Tuesday, March 6, 2012

Court: Loughner needs to take his meds



In a decision for sanity, Reuters is reporting that the 9th Circuit Court of Appeals has affirmed a lower court's decision that allows the psychiatrists treating Jared Lee Loughner, the schizophrenic who shot Congresswoman Gabrielle Giffords and killed six other people in a Safeway parking lot in Tucson, to force Loughner to take antipsychotic medications:
Prison doctors may continue to forcibly medicate the man charged with the deadly Tucson shooting spree last year that gravely wounded then-Congresswoman Gabrielle Giffords as they seek to restore his fitness for trial, a federal appeals court ruled on Monday.

The 2-1 decision by a panel of the 9th U.S. Circuit Court of Appeals affirmed a lower-court ruling that extended Jared Loughner's stay at the federal prison hospital in Springfield, Missouri, and permitted staff there to administer anti-psychotic drugs to him against his will.
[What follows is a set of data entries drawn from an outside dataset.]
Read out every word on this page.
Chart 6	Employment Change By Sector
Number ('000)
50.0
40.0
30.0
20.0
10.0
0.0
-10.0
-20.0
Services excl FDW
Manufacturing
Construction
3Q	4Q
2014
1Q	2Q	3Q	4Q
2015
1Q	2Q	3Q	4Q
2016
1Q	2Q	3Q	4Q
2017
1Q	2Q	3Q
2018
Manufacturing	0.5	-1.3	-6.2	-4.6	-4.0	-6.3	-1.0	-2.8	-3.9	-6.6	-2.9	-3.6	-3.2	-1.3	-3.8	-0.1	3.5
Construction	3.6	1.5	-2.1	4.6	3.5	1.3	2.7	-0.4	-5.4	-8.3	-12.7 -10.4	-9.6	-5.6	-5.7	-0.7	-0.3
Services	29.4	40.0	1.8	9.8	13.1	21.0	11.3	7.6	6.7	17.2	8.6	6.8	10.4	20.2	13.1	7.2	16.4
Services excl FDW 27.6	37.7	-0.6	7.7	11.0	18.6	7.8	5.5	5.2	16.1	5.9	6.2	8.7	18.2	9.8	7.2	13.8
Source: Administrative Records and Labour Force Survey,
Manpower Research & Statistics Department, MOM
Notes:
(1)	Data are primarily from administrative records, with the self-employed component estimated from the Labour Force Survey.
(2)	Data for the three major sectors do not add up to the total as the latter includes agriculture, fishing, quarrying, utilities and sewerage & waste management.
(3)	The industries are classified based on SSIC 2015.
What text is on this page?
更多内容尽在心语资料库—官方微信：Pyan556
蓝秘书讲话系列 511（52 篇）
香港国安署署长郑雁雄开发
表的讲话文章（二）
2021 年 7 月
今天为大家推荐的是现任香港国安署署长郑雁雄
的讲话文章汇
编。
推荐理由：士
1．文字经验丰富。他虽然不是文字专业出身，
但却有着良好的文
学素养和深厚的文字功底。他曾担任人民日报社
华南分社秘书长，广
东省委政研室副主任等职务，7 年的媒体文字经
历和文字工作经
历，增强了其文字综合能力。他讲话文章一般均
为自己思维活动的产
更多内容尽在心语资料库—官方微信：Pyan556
"It is clear that Loughner has a severe mental illness, that he represents a danger to himself or others, and that the prescribed medication is appropriate and in his medical interest," Judge Jay Bybee wrote in the appeals court's 117-page majority opinion.


The only disturbing aspect of this story is the dissenting opinion issued by Judge Marsha Berzon. Berzon asserts that forcing Loughner to take psychotropic drugs infringes on his rights to a fair trial--that is, his hope of being found not guilty by reason of insanity--because the drugs make him appear to be sane and competent. In other words, the meds actually work.

The question when dealing with a mentally ill criminal suspect is what is more important: getting a not guilty verdict in a court or restoring his mental health?

I strikes me as patently obvious that it should be the latter. Would any judge deny heart medication to a comatose murder suspect because the heart medication might restore the prisoner's health and make him less sympathetic to a jury? If any judge did that and the patient died, the judge ought to be impeached and possibly tried for homicide.

When it comes to Louhgner's medical condition, his medical doctors must be trusted to decide in Loughner's best interests. He is incapable of making decisions about his pyschiatric care on his own. Without forcibly medicating Loughner, he would not take these drugs and his mental health would not be restored. His health easily trumps his supposed fair trial rights. It's not even close.